Greffier lors des débats : M. BIERMANN
ARRET :
— contradictoire
— prononcé publiquement par mise à disposition de l’arrêt au greffe de la cour, les parties en ayant été préalablement avisées dans les conditions prévues au deuxième alinéa de l’article 450 du code de procédure civile.
— signé par Mme FABREGUETTES, présidente et M. BIERMANN, greffier, auquel la minute de la décision a été remise par le magistrat signataire.
FAITS CONSTANTS ET PROCEDURE
M. [Z] [T] et Mme [L] [G] ont été mariés sous le régime de la communauté de biens réduite aux acquêts. Leur divorce a été prononcé par décision du 14 juin 2010, confirmée par arrêt du 2 septembre 2013.
Sur saisine de M. [T], le tribunal de proximité d’Illkirch Graffenstaden a, par ordonnance rendue le 16 avril 2014, ouvert une procédure de partage judiciaire. Dans ce cadre, un procès-verbal de débats valant partage a été signé par les parties le 30 mars 2022 prévoyant notamment l’attribution de meubles meublants communs d’une valeur de 500 euros (une pendule, la moitié des vases en onyx et objets en étain, un seau à champagne et une collection de verres [Localité 7]) à M. [T], Mme [G] devant « restituer ces biens à M. [T], en mains propres, dans un délai de deux mois, à charge pour lui de venir les récupérer au domicile de Mme [G] ».
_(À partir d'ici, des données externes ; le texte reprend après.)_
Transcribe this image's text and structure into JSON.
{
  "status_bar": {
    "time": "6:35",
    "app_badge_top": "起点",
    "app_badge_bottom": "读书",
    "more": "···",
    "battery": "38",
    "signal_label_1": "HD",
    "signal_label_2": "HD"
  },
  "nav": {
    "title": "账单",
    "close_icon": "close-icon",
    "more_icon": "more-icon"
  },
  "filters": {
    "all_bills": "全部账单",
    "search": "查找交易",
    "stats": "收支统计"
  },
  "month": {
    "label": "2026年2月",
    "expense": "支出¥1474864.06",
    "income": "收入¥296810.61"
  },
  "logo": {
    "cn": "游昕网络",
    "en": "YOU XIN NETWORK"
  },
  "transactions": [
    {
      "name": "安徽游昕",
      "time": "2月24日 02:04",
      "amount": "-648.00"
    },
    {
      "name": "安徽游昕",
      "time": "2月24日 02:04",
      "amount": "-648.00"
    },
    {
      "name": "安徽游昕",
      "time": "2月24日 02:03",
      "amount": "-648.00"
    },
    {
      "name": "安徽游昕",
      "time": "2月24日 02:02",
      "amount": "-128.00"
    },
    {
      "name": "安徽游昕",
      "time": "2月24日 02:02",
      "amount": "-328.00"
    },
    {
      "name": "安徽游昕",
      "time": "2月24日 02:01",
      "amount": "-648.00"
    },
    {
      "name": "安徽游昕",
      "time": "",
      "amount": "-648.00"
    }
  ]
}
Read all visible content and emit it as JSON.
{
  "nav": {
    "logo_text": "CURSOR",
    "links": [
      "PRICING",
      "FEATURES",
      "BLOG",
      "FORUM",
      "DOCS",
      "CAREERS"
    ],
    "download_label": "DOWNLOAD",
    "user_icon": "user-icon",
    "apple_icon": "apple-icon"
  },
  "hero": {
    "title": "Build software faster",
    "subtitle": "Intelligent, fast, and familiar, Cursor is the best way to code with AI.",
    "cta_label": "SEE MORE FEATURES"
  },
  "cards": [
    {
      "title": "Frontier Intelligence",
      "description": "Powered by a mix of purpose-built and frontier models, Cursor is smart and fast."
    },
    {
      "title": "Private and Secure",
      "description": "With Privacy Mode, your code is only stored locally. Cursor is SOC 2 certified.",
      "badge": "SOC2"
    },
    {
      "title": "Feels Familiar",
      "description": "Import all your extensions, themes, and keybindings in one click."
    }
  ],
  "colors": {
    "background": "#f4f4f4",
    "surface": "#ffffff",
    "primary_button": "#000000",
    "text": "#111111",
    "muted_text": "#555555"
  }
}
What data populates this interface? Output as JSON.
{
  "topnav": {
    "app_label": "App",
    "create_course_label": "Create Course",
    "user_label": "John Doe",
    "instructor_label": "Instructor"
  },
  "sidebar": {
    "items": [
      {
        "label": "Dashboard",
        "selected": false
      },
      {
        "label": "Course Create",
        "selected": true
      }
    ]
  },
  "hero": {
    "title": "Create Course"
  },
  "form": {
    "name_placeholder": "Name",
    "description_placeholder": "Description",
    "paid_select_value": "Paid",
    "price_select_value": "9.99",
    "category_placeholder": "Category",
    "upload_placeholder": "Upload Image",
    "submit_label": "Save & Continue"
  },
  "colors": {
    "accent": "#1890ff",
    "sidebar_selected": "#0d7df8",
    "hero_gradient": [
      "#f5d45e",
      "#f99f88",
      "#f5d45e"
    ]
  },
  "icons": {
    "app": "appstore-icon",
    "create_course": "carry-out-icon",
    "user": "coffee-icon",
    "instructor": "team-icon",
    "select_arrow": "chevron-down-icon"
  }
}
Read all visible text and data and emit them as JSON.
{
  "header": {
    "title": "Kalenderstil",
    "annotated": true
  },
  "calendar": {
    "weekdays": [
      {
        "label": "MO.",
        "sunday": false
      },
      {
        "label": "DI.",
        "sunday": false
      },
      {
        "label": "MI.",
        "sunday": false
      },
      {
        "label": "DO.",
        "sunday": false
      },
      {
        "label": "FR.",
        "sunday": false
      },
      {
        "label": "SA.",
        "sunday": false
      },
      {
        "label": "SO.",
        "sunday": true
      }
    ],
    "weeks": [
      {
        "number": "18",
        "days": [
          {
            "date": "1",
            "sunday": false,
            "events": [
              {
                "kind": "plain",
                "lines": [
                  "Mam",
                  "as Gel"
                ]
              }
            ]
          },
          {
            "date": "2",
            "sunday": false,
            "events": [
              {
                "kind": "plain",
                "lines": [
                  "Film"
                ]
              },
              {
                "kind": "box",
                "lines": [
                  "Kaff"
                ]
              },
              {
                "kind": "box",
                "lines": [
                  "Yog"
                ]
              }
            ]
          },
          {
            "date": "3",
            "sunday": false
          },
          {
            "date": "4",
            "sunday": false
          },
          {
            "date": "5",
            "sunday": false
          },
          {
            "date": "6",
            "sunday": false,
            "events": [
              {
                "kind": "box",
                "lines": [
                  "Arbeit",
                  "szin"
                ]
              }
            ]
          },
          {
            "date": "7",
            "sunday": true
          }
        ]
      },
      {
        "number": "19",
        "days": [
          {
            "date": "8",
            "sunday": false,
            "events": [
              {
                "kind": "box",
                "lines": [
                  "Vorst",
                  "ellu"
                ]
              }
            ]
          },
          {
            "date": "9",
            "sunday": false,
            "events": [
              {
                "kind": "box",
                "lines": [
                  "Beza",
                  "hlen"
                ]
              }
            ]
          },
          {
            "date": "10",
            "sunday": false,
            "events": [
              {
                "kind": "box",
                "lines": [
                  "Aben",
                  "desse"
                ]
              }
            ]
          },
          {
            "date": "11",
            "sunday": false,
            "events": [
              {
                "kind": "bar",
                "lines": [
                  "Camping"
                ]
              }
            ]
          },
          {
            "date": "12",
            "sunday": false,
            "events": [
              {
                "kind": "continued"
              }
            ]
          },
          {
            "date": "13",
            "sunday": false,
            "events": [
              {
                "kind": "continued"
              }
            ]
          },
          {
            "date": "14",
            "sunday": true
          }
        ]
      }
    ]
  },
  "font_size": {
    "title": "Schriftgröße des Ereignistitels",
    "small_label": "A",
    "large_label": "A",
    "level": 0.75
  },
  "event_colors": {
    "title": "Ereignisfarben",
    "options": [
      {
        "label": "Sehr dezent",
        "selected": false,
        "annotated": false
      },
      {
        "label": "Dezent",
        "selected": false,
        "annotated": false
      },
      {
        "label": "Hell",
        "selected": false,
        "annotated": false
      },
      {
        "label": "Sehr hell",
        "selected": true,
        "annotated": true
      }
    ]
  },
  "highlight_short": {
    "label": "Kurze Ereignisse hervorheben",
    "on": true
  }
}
M. [T] se prévalant de ce que Mme [G] a, malgré ses demandes, refusé de restituer les biens précités a, par assignation délivrée le 5 février 2025, saisi le juge de l’exécution afin de voir condamner cette dernière à lui restituer lesdits meubles sous astreinte de 200 euros par jour calendaire de retard à compter de la signification du jugement à intervenir, la voir condamner à lui payer la somme de 2 000 euros au titre de l’article 700 du code de procédure civile, outre l’ensemble des frais et dépens.
Par jugement contradictoire rendu le 12 février 2025, le juge de l’exécution du tribunal de proximité d’Illkirch Graffenstaden a :
débouté M. [T] de ses demandes ;
condamné M. [T] à payer à Mme [G] une indemnité de procédure de 500 euros au titre de l’article 700 du code de procédure civile ;
condamné M. [T] aux dépens.
Pour se déterminer ainsi, le premier juge a retenu qu’aux termes de l’acte de partage du 30 mars 2022, Mme [G] s’était engagée à restituer les biens litigieux dans un délai de deux mois à charge pour M. [T] de venir les récupérer au domicile de cette dernière ; qu’il appartenait à ce dernier de se déplacer au domicile de son ancienne épouse et d’en rapporter la preuve ; qu’aucun des documents versés aux débats ne permettait d’établir que M. [T] s’était présenté au domicile de Mme [G] à cette fin ; qu’il ne pouvait donc être fait grief à Mme [G] de ne pas les lui avoir remis.
Par déclaration enregistrée le 7 mars 2025, M. [T] a formé appel de cette décision.
Par dernières conclusions en date du 16 mai 2025 notifiées le 19 mai 2025, M. [T] demande à la cour d’infirmer le jugement du 12 février 2025 en toutes ses dispositions et, statuant à nouveau, de condamner Mme [G] à restituer les meubles meublants attribués à M. [T], à savoir une pendule, la moitié des vases en onyx et objets en étain, un seau à champagne, la collection de verres [Localité 7] et ce sous astreinte de 200 euros par jour calendaire de retard à compter de la signification de la décision, et de la condamner à lui payer la somme de 2 000 euros au titre de l’article 700 du code de procédure civile et à supporter l’ensemble des frais et dépens.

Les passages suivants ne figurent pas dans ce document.